Tuhaf bir zihin iklimi bu. Bir hâdisenin

neden veyâ ne için husûle geldiği

sorusu,

nasıl yaşanmakta olduğundan

; bu da

nereye evrileceği

sorusundan çok daha ehemmiyetsiz . Meselâ İsrâil neden veyâ ne için Gazze’ye saldırdı? Bu soruya derinlikli bir cevâp, muhtemelen bundan en az yarım asır sonra vasıflı bir târihçi ekip tarafından yazılacaktır. Çok defâ öyle olmaz mı? Hanyayı Konya’yı çok sonra anlıyoruz. II.Umûmî Harp yaşanıyorken, çok az çevre bunun on sene evvel patlayan 1929 Dünyâ Buhrânı ile bağını kurabiliyordu.. Aradan 10 koca sene geçmiş, ekonomi toparlanmıştı. Savaş bundan ayrı, başta Hitler olmak üzere bir avuç siyâsal manyağın çıkardığı târihsel bir ârıza gibi görülüyordu. Hâlbuki ekonomik krizi toparlayan bizzat savaş ekonomisinin desteklenmesiydi. Bunun tüketiminin de savaş olacağı besbelli değil miydi? Ama o günlerde savaşın yegâne izâhı Hitler’in çılgınlıkları üzerinden yapılıyordu.. Şu ara, İsrâl-Filistin savaşında da, hazır teopolitik cevapların masaya sürülmesi üzerinden aynı kolaycılık ve basitçilik dikkatimi çekiyor.

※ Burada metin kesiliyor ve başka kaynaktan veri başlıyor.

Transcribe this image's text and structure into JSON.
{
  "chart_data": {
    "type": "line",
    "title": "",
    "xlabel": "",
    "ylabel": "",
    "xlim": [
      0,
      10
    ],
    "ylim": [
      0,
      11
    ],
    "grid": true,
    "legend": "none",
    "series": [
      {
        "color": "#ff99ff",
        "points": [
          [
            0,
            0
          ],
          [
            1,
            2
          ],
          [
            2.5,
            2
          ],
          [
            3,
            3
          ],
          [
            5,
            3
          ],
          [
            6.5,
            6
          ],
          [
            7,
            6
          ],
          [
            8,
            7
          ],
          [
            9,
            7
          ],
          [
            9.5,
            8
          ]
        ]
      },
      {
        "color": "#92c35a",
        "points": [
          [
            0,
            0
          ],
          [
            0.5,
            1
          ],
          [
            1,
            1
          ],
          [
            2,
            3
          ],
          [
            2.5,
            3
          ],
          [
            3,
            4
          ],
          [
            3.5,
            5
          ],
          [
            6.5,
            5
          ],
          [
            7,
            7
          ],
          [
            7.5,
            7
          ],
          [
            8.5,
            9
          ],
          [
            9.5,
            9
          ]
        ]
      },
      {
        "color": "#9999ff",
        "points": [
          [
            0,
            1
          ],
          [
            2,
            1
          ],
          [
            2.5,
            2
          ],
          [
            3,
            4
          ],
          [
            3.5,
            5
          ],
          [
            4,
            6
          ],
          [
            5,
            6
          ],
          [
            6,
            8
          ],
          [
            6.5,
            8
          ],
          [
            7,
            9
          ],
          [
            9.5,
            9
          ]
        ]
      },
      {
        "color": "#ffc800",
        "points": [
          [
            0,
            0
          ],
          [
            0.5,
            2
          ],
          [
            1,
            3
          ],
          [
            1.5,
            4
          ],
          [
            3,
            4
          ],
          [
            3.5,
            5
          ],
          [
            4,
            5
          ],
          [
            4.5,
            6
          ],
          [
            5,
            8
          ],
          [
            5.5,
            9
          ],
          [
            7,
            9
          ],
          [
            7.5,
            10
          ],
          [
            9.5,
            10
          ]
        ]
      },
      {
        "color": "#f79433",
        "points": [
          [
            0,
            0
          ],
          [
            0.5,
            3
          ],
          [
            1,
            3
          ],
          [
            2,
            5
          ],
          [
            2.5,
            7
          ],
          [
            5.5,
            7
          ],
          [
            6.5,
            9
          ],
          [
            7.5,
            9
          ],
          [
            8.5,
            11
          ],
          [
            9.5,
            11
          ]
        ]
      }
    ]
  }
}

Hâdisenin nasıl yaşanmakta olduğuna dâir haberler ilk günlerdeki yoğunluğunu ve gündemdeki yerini hızla kaybediyor. Bu da son derecede normal. Neyin neden veyâ ne için olduğu anlaşılmazsa, bir arızîliğin eseri olduğuna hükmedilir. Ârızî

olarak başlayan bir hâdise birgün bir şekilde biter

deniliyor herhâlde.

Geriplânı muallakta kalan, ne olduğu anlaşılamadan nasıl seyrettiği en ince teferruatında kadar verilen bir hâdise tüketilmiş demektir.

Onu yeniden üretecek olan husus ne olacağı, nereye evrileceğine dâirdir. İşte bahisleri açan da budur.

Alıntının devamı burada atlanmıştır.